Капитан Фракасс(изд.1990) - Готье Теофиль (книги полные версии бесплатно без регистрации TXT) 📗
«Как! — мысленно восклицал он. — И это король, тот, кем живы миллионы людей, кто восседает на вершине пирамиды, к кому снизу тянется столько умоляющих рук, по чьей воле грохочут или смолкают пушки, кто возвышает или низвергает, карает или дарит благоволением, если захочет, говорит „помилован“, когда правосудие сказало „повинен смерти“, и одним словом своим может изменить человеческую судьбу! Если бы взор его упал на меня, из бедняка я стал бы богачом, из ничтожного — могущественным; безвестный пришелец превратился бы в человека, пожинающего лесть и поклонение. Разрушенные башни замка Сигоньяк горделиво воздвигались бы вновь, мои урезанные владения умножились бы новыми землями. Я стал бы хозяином над холмами и лугами. Но как надеяться, что он когда-нибудь отметит меня в этом человеческом муравейнике, который копошится у его ног, не удостаиваясь ни единого его взгляда. А хоть бы он и увидел меня, нити какой симпатии могут протянуться между нами?»
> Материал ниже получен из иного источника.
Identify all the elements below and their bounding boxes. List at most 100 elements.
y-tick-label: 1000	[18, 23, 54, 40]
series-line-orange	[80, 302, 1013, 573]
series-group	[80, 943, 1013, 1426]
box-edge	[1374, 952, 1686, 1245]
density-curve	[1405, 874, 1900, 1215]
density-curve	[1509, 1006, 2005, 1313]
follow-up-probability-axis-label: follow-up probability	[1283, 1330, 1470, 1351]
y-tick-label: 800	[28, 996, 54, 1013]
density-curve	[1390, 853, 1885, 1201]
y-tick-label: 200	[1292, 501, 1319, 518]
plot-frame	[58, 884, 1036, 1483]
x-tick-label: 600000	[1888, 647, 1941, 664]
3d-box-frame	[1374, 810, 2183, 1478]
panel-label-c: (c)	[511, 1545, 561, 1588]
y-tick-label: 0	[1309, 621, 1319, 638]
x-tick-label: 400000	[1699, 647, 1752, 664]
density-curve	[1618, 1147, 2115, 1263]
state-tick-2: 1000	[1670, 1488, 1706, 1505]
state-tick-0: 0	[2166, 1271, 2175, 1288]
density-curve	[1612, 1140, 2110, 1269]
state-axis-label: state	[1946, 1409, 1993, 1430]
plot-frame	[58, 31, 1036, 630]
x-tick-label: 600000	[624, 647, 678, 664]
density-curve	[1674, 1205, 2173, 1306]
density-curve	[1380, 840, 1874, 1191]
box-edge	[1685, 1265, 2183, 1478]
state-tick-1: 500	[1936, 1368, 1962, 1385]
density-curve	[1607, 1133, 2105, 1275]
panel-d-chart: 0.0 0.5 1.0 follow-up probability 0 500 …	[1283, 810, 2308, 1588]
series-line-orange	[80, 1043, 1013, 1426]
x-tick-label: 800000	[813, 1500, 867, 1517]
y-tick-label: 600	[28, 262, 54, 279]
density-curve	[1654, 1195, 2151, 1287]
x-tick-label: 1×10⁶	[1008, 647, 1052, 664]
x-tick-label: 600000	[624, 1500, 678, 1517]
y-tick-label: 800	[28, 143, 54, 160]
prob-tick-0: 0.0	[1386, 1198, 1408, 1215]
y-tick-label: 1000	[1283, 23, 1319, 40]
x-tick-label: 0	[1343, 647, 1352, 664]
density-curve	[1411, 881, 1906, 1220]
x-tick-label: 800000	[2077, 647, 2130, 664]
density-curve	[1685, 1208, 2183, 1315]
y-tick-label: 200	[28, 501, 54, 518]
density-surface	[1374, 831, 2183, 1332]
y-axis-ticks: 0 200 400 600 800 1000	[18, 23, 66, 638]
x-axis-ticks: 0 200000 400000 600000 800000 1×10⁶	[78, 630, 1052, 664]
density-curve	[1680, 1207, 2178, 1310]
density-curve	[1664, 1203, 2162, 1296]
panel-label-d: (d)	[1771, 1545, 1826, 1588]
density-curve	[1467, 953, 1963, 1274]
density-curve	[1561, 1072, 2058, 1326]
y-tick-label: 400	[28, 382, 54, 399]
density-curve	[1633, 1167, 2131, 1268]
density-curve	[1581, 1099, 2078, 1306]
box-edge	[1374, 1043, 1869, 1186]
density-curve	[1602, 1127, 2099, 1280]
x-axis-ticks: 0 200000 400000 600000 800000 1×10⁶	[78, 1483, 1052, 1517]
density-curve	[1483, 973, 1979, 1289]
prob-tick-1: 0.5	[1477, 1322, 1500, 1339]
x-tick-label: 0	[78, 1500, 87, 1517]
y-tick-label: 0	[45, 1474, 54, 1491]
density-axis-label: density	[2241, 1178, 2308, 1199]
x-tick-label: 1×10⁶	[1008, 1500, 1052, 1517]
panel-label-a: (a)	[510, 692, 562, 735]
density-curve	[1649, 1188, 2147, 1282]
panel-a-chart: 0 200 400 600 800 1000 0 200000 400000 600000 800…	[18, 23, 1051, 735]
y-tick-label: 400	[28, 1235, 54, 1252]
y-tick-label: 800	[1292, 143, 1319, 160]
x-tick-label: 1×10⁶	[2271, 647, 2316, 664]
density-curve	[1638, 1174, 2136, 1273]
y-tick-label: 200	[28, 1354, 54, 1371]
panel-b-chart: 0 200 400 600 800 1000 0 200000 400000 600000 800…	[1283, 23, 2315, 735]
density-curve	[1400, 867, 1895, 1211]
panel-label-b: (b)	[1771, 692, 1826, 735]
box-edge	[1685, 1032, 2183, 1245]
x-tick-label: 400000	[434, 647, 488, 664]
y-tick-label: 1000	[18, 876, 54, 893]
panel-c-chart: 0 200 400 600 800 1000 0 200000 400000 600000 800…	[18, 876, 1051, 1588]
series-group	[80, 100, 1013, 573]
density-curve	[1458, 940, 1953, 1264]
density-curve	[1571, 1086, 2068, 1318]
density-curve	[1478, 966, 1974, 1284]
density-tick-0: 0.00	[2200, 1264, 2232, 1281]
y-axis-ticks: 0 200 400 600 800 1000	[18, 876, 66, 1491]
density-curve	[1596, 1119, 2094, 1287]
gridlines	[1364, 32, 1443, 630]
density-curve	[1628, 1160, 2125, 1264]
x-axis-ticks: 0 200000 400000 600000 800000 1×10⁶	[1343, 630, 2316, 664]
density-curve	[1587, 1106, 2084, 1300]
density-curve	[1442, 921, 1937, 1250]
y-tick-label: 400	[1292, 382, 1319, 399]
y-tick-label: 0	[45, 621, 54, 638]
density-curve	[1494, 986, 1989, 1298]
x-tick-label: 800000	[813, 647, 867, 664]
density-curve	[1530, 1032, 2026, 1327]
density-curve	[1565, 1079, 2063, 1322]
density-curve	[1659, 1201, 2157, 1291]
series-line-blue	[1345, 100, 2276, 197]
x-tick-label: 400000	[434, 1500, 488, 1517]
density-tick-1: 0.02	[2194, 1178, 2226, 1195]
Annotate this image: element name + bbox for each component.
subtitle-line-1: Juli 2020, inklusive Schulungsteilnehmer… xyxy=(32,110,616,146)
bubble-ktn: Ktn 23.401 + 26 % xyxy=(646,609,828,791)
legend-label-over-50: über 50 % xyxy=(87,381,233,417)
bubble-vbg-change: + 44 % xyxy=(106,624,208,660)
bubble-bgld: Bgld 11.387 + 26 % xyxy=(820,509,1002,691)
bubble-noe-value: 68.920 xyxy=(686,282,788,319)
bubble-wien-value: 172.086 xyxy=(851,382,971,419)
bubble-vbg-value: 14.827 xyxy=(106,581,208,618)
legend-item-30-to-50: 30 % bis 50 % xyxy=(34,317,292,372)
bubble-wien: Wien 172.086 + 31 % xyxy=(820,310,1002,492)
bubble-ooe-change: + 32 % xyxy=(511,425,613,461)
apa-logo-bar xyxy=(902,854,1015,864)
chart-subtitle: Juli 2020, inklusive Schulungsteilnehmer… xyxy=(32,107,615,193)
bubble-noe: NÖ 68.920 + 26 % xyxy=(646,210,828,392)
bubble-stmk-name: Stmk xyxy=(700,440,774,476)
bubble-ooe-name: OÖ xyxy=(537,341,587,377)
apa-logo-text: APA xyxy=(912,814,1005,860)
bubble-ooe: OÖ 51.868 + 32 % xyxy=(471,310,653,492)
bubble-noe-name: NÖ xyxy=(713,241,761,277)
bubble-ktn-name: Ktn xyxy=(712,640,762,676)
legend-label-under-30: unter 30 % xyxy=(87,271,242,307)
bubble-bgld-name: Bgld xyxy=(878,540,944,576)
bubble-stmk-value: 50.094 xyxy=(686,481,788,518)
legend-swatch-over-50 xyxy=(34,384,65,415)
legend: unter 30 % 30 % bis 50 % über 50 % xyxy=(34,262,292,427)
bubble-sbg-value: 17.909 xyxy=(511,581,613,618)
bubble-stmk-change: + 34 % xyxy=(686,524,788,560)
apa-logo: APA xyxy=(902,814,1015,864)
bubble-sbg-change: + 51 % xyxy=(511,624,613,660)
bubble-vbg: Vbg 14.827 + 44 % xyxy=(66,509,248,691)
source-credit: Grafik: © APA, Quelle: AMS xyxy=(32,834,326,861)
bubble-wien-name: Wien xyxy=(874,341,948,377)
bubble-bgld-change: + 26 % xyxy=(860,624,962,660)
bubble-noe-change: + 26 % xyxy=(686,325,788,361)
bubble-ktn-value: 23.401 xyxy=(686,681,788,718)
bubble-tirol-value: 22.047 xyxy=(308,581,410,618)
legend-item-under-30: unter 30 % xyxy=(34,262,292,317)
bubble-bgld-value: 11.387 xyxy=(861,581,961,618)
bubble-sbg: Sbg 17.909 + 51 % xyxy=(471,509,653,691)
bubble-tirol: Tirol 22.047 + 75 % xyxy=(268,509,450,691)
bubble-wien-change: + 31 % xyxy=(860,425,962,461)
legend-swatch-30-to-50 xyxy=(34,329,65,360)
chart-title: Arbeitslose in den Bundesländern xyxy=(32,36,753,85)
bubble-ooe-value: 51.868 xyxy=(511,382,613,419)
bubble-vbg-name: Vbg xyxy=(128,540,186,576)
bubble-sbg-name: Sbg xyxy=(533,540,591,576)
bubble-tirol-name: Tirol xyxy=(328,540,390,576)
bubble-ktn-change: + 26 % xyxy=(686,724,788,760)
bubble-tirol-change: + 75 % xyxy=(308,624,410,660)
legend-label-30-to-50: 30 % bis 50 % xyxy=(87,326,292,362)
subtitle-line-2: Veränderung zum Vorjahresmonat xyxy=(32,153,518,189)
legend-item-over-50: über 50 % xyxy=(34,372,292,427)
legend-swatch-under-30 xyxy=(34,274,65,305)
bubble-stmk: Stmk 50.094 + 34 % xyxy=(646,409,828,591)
Эти мысли наряду со многими другими — всех не перескажешь — так поглотили Сигоньяка, что он шел рядом со своим спутником, не говоря ни слова. Не смея нарушить его раздумье, Ирод развлекался созерцанием проезжавших в обе стороны экипажей. Наконец он решился напомнить барону, что время близится к полудню и пора направить стрелку компаса на полюс суповой миски, ибо нет ничего хуже холодного обеда, если не считать обеда разогретого.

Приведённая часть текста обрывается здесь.